The Proposed Final Program offers 11 potential lease sales in four planning areas, including 10 sales in the portions of three Gulf of Mexico Program Areas that are not under moratorium and one sale off the coast of Alaska in the Cook Inlet Program Area. The Beaufort and Chukchi Seas planning areas in the Arctic are not included in the Proposed Final Program.
The plan makes available areas containing approximately 70% of the economically recoverable resources in the OCS.
For the Gulf of Mexico, where the vast majority of U.S. offshore oil production now occurs, the program aims to provide greater flexibility for investment. It adopt a new approach to lease sales by offering two annual lease sales for the entire Western, Central, and Eastern Gulf of Mexico acreage not under moratorium.

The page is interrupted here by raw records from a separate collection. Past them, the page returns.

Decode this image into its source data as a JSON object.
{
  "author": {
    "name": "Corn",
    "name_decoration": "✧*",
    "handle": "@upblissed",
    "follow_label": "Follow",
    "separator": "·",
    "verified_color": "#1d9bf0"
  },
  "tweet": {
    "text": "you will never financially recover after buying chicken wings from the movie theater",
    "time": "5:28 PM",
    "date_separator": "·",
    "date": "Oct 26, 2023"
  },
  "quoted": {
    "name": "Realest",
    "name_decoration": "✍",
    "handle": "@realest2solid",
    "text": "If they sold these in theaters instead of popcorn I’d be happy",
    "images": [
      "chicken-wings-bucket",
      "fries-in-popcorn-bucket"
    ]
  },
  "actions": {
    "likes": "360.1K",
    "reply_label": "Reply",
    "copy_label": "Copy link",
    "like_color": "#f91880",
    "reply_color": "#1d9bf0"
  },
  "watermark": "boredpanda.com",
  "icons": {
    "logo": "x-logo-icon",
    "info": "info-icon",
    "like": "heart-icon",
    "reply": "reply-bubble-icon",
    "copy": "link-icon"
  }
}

This is a shift from the traditional approach of one sale per year in each of the Western Gulf and the Central Gulf and periodic sales in the Eastern Gulf.
Areas off the Pacific coast are not included in the 2017-2022 Program. The BOEM said the decision not to include the Pacific in the 2017-2022 Program reflects opposition by Pacific coast states to oil and gas development off their coasts.